Estamos viendo hoy en España como las contradictorias declaraciones para derogar las reformas laborales del PP y el PSOE (fueron promulgadas por separaddo) crean un clima de confusión pública con salteados de crasas mentiras que obnubilan la mente de la gente del común, a lo que ayudan sobremanera los principales medios de comunicación, también RTVE.
Las reformas que una parte pequeña del PSOE y Unidas Podemos quieren derogar, sin entrar en su casuística al detalle, conforman la realidad laboral actual: precariedad máxima, derechos mínimos e indemnizaciones por despido a la baja. La inmensa mayoría de trabajadores y trabajadoras saben perfectamente de su sitiación contractual, algo que desconocen en propia carne los tecnócratas sindicales que se sientan en las mesas de díalogo con la patronal.

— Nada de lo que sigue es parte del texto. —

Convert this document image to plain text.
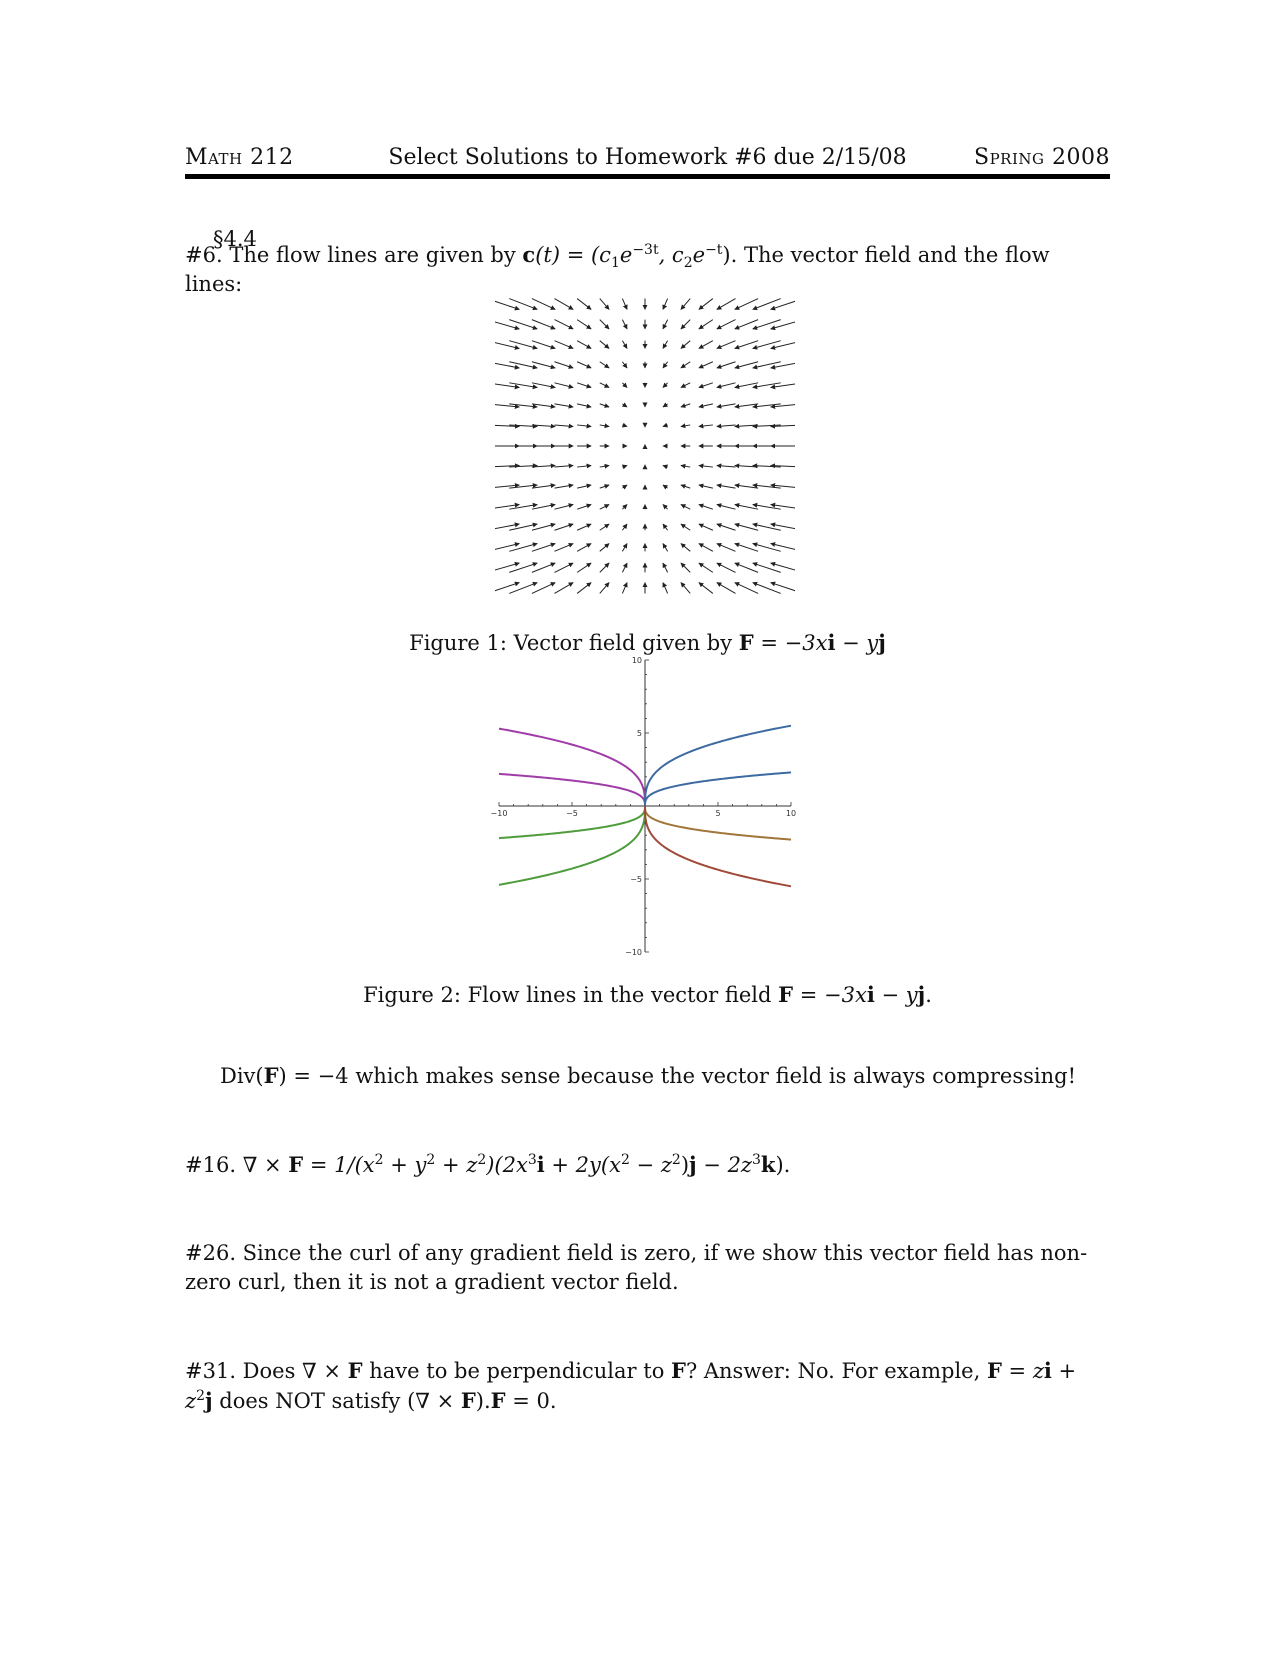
Math 212	Select Solutions to Homework #6 due 2/15/08	Spring 2008
§4.4
#6. The flow lines are given by $c(t) = (c_1e^{-3t}$, $c_2e^{-t}$). The vector field and the flow lines:
Figure 1: Vector field given by F = −3xi − yj
−10	−5	5	10
10
5
−5
−10
Figure 2: Flow lines in the vector field F = −3xi − yj.
Div(F) = −4 which makes sense because the vector field is always compressing!
#16. ∇ × $F = 1/(x^2 + y^2 + z^2)(2x^3i + 2y(x^2 - z^2)j - 2z^3k)$.
#26. Since the curl of any gradient field is zero, if we show this vector field has non-zero curl, then it is not a gradient vector field.
#31. Does ∇ × F have to be perpendicular to F? Answer: No. For example, F = zi + $z^2j$ does NOT satisfy (∇ × F).F = 0.
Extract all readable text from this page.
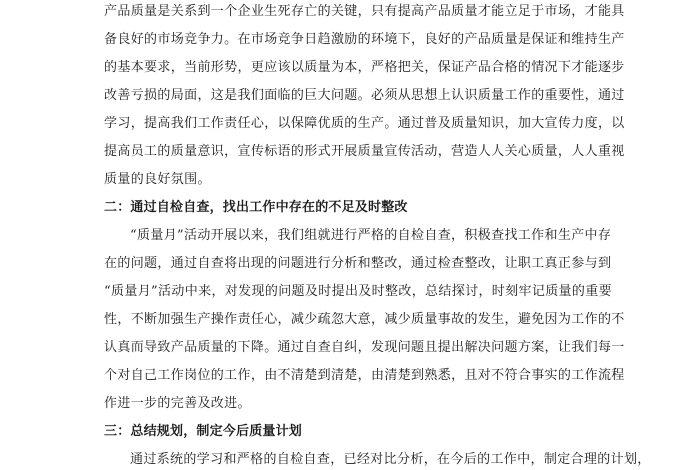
产品质量是关系到一个企业生死存亡的关键，只有提高产品质量才能立足于市场，才能具
备良好的市场竞争力。在市场竞争日趋激励的环境下，良好的产品质量是保证和维持生产
的基本要求，当前形势，更应该以质量为本，严格把关，保证产品合格的情况下才能逐步
改善亏损的局面，这是我们面临的巨大问题。必须从思想上认识质量工作的重要性，通过
学习，提高我们工作责任心，以保障优质的生产。通过普及质量知识，加大宣传力度，以
提高员工的质量意识，宣传标语的形式开展质量宣传活动，营造人人关心质量，人人重视
质量的良好氛围。
二：通过自检自查，找出工作中存在的不足及时整改
“质量月”活动开展以来，我们组就进行严格的自检自查，积极查找工作和生产中存
在的问题，通过自查将出现的问题进行分析和整改，通过检查整改，让职工真正参与到
“质量月”活动中来，对发现的问题及时提出及时整改，总结探讨，时刻牢记质量的重要
性，不断加强生产操作责任心，减少疏忽大意，减少质量事故的发生，避免因为工作的不
认真而导致产品质量的下降。通过自查自纠，发现问题且提出解决问题方案，让我们每一
个对自己工作岗位的工作，由不清楚到清楚，由清楚到熟悉，且对不符合事实的工作流程
作进一步的完善及改进。
三：总结规划，制定今后质量计划
通过系统的学习和严格的自检自查，已经对比分析，在今后的工作中，制定合理的计划，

Por mor del sacrosanto tótem, y también tabú, diálogo social las luchas por abajo se han quedado en nada, salvo honrosas excepciones como la plantilla de Coca Cola, los trabajadores de varios servicios de limpieza viaria municipal y las kellys de los hoteles. Pocos casos más y muy puntuales en los últimos años.
La palabra huelga se ha quedado obsoleta: para ser un trabajador moderno hay que joderse y aguantarse, callarse, abrir la boca lo mínimo y encomendarse a las cúpulas sindicales y sus asesorías técnicas para firmar acuerdos por arriba y a lo grande que no solucionan casi nada al trabajador en su fábrica u oficina, menos aún si es una pyme. Las secciones sindicales brillan por su ausencia y los comités llevan una vida lánguida e inoperante.
Con esas actitudes conciliadoras la mayoría de los sindicatos, tal vez por inercia política de subsistencia autárquica, son meras comparsas que hacen el juego al neoliberalismo y a la patronal, sancionando con el boato de su presencia y su firma el mundo laboral que en estos momentos padecemos.
Cierto es que desde hace décadas se han recrudecido las campañas antisindicales generando un caldo de cultivo propicio para actuar a la defensiva. Sin embargo, tampoco se han observado gestos valientes e inequívocos por parte de sus líderes que conectaran con las profundas heridas que estaba causando el neoliberalismo en el cuerpo maltrecho de la clase trabajadora. Esa sangre no alcanzaba las moquetas de los despachos de más alto rango sindical.
Hay que decirlo palmariamente: la precariedad laboral no está representada sindicalmente de manera directa, solo de un modo testimonial y fragmentario. Hay un alejamiento entre la forma de pensar de las cúpulas y de las bases (sindicadas o no) muy acusado. Hoy en día, si formas parte de sectores precarizados, el carné sindical únicamente sirve para recurrir al abogado en caso de despido. Para poco más: algún servicio de turismo y de consumo preferente. Es como formar parte de un club más o menos selecto. Se necesita mucha conciencia de clase para permanecer en la trinchera contra viento y marea.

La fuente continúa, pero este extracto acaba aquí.